Boris Borcic bborcic at gmail.com
Tue May 2 09:52:01 EDT 2006

I wrote:
>
> def pickk(k,N,m=0) :
>     if k==1 :
>         return ((n,) for n in range(m,N))
>     else :
>         return ((n,)+more for more in pickk(k-1,N,m+1)
>                           for n in range(m,more[0]))
>
> def partitionN(k,N) :
>     subsets = [frozenset(S) for S in pickk(k,N)]

while it doesn't otherwise change results, changing this line to

subsets = [frozenset(S) for S in sorted(pickk(k,N))]

provides everything nicely ordered (e.g. lexicographically)

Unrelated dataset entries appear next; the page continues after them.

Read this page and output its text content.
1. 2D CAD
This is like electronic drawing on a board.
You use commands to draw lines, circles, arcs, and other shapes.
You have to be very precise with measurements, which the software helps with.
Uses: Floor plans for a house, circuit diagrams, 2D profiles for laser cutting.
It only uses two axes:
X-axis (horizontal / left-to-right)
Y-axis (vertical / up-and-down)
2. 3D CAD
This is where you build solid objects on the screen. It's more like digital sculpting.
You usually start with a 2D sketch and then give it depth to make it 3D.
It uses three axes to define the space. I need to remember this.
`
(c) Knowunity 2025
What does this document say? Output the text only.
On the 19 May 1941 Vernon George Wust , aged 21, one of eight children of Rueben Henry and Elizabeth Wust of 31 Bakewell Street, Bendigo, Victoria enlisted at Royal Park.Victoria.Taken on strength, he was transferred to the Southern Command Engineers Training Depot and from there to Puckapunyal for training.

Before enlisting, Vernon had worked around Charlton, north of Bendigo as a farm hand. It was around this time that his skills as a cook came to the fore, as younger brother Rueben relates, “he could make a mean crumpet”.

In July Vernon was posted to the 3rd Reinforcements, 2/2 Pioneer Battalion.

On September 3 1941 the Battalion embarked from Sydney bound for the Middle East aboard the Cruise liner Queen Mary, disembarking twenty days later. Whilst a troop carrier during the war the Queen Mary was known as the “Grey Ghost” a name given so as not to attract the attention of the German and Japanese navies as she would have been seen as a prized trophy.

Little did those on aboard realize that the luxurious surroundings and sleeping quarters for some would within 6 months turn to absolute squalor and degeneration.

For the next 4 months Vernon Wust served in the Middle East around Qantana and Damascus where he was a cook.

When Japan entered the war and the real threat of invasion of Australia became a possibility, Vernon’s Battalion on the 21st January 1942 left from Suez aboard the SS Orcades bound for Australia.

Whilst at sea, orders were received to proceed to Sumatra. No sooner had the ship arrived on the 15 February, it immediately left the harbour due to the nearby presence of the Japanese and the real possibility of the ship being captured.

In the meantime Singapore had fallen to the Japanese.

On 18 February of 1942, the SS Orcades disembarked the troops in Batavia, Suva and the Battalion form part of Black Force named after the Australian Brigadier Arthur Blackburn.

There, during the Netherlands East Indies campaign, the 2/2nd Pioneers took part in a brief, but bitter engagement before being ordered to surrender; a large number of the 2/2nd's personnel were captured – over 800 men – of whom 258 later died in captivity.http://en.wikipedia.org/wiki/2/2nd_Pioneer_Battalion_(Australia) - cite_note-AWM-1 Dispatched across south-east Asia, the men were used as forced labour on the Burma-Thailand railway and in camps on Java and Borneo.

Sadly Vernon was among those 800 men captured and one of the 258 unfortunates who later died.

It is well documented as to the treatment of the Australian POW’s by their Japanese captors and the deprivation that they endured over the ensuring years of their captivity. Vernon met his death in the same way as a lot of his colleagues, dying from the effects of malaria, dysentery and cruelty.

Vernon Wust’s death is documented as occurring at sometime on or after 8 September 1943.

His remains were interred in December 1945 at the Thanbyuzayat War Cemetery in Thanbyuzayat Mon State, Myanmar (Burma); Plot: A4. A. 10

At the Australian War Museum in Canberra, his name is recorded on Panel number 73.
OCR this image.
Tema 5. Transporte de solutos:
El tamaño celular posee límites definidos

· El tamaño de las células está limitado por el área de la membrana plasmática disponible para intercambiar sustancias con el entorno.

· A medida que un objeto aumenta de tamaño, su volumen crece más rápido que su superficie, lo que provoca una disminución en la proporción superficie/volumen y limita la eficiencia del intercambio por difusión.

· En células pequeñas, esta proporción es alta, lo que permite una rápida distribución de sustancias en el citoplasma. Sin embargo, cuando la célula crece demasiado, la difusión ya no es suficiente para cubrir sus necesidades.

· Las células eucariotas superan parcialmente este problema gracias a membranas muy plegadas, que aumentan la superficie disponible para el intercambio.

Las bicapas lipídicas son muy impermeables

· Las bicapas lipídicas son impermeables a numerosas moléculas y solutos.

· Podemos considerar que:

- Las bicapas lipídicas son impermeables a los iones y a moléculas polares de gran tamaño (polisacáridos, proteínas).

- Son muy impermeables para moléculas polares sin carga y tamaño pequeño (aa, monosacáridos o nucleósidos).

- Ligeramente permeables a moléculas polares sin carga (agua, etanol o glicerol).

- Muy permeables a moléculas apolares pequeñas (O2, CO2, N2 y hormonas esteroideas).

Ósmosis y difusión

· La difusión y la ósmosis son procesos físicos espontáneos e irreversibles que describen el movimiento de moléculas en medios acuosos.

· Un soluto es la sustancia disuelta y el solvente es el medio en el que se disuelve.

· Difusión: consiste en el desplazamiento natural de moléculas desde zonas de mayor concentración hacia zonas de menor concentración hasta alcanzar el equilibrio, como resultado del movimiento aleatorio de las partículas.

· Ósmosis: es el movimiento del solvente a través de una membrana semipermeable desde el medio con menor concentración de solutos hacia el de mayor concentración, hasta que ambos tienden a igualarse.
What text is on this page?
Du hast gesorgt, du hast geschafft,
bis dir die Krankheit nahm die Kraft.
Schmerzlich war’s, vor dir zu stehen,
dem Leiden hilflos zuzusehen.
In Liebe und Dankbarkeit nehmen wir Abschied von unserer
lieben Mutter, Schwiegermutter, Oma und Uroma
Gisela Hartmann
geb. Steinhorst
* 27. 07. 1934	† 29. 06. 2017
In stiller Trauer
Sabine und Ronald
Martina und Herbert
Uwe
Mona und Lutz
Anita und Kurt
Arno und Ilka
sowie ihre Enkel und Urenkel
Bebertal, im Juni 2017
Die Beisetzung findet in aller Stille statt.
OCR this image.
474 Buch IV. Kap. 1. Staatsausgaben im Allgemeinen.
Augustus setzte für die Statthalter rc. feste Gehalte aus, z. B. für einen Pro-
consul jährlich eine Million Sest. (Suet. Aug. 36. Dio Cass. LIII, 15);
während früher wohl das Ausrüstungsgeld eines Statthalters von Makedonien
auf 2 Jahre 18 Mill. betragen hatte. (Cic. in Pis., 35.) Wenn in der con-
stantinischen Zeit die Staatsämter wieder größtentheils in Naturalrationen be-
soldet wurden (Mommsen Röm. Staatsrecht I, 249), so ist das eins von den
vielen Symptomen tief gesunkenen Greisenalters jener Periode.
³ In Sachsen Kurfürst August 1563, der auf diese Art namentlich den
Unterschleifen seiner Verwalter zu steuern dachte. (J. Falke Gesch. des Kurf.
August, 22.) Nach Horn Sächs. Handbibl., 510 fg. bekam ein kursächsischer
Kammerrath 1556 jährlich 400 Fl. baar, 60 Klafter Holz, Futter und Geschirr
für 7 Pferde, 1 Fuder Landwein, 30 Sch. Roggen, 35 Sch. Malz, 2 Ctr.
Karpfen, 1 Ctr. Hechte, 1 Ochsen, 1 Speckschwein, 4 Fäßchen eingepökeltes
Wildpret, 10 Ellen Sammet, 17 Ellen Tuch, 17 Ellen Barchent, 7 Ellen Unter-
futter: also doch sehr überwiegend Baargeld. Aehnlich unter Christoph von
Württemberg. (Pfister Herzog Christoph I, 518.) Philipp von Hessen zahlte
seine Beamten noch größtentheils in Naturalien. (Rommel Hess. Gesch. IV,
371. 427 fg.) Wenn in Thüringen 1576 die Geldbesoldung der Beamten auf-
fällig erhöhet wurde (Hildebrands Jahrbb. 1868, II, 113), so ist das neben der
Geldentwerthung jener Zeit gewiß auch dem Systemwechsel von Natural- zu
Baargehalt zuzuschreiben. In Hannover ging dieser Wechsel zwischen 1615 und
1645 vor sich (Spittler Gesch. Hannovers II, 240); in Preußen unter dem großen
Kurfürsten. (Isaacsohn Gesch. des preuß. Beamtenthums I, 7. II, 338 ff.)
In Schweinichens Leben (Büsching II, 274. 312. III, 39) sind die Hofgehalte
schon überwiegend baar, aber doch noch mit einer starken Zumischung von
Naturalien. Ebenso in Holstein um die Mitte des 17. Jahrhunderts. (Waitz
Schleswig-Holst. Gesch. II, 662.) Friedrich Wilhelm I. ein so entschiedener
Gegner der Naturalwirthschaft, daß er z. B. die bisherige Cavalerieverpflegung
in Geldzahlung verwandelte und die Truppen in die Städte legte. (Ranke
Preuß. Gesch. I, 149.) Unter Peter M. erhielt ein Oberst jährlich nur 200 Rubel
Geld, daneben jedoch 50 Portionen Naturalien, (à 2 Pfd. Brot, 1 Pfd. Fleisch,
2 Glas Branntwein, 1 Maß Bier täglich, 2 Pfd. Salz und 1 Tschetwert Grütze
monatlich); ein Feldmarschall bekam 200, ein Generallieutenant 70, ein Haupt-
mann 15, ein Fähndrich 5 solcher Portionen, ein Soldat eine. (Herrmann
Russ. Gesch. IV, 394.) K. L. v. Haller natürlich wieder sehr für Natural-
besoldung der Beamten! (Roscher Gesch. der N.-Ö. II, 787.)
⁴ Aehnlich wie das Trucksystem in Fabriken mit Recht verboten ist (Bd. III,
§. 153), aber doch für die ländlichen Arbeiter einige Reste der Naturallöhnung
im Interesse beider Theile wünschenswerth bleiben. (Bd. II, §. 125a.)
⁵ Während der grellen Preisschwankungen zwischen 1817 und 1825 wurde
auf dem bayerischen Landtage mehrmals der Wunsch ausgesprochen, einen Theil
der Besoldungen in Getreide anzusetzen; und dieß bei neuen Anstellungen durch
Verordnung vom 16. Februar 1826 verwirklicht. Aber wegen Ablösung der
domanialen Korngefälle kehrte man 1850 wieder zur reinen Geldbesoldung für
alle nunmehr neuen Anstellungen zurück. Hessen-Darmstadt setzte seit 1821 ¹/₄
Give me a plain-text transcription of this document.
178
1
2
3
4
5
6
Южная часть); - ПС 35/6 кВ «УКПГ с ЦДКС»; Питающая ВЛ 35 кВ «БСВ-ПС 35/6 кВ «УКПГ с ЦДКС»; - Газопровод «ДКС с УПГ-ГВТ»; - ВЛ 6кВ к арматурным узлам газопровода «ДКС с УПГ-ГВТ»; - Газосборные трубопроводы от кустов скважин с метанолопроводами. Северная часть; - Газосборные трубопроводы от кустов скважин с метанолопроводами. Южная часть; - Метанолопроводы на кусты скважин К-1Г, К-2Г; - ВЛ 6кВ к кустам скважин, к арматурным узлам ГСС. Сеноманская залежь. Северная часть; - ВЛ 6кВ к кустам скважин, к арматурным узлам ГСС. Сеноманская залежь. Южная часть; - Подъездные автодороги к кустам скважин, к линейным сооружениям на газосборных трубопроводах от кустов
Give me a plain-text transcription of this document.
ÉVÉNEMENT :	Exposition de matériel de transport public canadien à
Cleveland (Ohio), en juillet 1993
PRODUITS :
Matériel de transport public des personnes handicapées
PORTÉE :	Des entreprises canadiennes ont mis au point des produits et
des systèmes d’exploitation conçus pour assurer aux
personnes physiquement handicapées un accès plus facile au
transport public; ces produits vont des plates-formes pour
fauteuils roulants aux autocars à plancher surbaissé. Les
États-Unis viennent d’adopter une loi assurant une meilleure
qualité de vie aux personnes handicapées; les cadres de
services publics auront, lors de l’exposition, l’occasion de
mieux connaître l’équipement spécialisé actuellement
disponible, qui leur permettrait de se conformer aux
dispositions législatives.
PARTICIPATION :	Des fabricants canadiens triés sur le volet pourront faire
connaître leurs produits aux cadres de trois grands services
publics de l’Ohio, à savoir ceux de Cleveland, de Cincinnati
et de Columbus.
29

>     def exhaust(rest,bound=0) :
>         if len(rest) < k :
>             if rest :
>                 yield [sorted(rest)]
>             else :
>                 yield []
>         for newbound in range(bound,len(subsets)) :
>             S = subsets[newbound]
>             if rest >= S :
>                 sS = [sorted(S)]
>                 for restpart in exhaust(rest-S,newbound+1) :
>                     yield sS+restpart
>     return exhaust(set(range(N)))
>
> partition = lambda k,S : [[[S[j] for j in S0] for S0 in P0]
>                                  for P0 in partitionN(k,len(S))]
>
>  >>> partition(2,[1,2,3,4])
> [[[1, 2], [3, 4]], [[1, 3], [2, 4]], [[2, 3], [1, 4]]]
>  >>> partition(3,[1,2,3,4])
> [[[1, 2, 3], [4]], [[1, 2, 4], [3]], [[1, 3, 4], [2]], [[2, 3, 4], [1]]]
>
>
> CAVEAT : insufficiently tested, not proved correct, uncommented,
> provided as is